Carina gets made up for the shoot. Picture SteveHampshire Photography (2294530)
Carina gets made up for the shoot. Picture SteveHampshire Photography (2294530)

Carina saw Gaby's post on Facebook calling for models and decided to join in.

Carina said: "We all braved our scars and stripped off for this shoot in the hope that our journeys would empower and enable more women to have the courage to talk about these cancers and the symptoms that are too often thought of as embarrassing.

"If it can raise awareness in woman to talk about it and get checked out.

"There's a very strong history of breast cancer in our family and my Dad tested positive for BRCA2 when I was a teenager.

"When I was 33 I decided to get tested and was it was confirmed I was positive for the BRCA2 gene. The realisation then kicked in of 'I want to survive and grow old with my husband, Josh'."
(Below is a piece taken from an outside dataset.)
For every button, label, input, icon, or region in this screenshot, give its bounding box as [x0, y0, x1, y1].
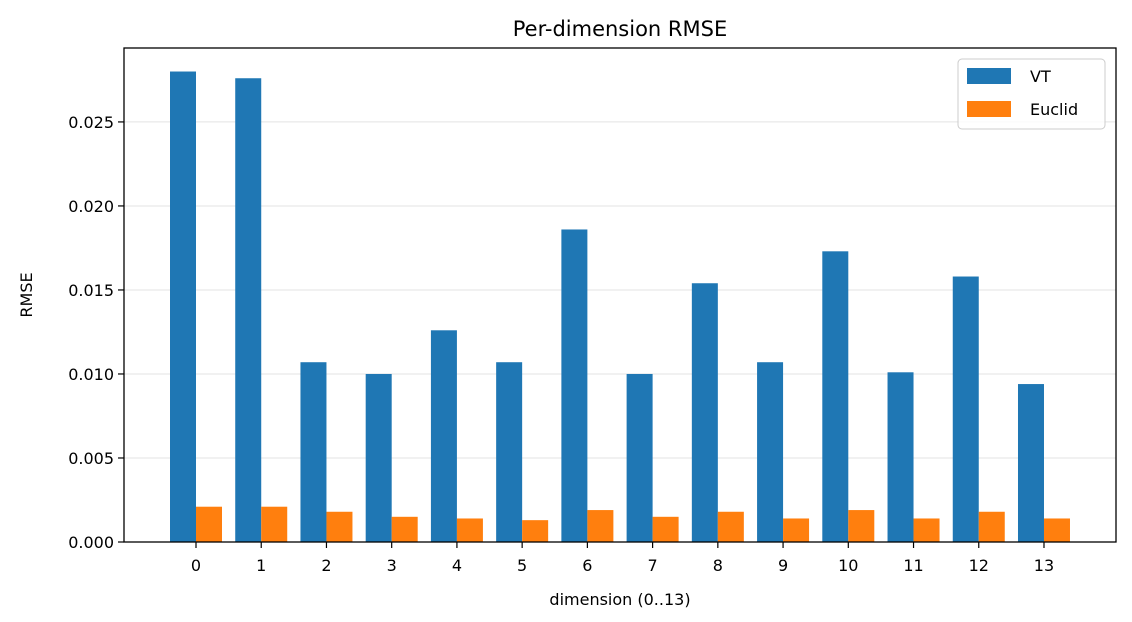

On 17 November 2016, aged 35, she went for a breast reduction and preventative double mastectomy and a type of reconstruction which uses the patient's own body fat.
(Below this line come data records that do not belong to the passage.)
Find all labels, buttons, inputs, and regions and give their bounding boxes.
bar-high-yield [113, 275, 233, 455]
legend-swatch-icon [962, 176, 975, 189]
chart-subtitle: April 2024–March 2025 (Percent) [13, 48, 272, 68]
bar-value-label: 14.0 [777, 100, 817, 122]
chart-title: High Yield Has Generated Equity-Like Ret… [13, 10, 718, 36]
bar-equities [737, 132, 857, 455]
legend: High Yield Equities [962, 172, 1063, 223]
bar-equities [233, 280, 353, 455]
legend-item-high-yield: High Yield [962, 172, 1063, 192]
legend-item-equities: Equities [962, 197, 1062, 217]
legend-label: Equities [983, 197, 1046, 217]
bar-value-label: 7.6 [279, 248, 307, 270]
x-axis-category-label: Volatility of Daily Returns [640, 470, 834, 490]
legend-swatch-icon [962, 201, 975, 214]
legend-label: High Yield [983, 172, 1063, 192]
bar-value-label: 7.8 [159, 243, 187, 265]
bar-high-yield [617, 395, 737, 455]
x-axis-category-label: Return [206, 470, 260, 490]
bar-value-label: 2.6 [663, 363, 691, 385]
But after the 10-hour operation they found the blood supply to the right side was failing so she went straight back for four-hours more surgery to try to save it. But that failed, so she needed a third operation within hours.

Rebuilding the failed side meant two more operations in 2017, another this March and her seventh one next month.

But she is adamant: "I do not regret my decision one bit – someone has to be the statistic for things not going to plan and I'm happy to take one for the team.

"I am the lucky one – I've not had to go through cancer.

"People often say I'm brave. People who battle with cancer are brave, I'm just practical,

"I was given a choice and I chose life."

The 10 women who took part in the shoot. Picture: SteveHampshire Photography (2294532)
The 10 women who took part in the shoot. Picture: SteveHampshire Photography (2294532)

Women with a BRCA gene mutation face lifetime risks of up to 90 per cent risk of breast cancer and up to 60 per cent for ovarian cancer.

In comparison, women in the general UK population have about an 11 per cent risk of breast cancer and two per cent risk of ovarian cancer.

In the UK alone about 21,000 women are diagnosed with a gynaecological

cancer each year and 21 women die from them every day.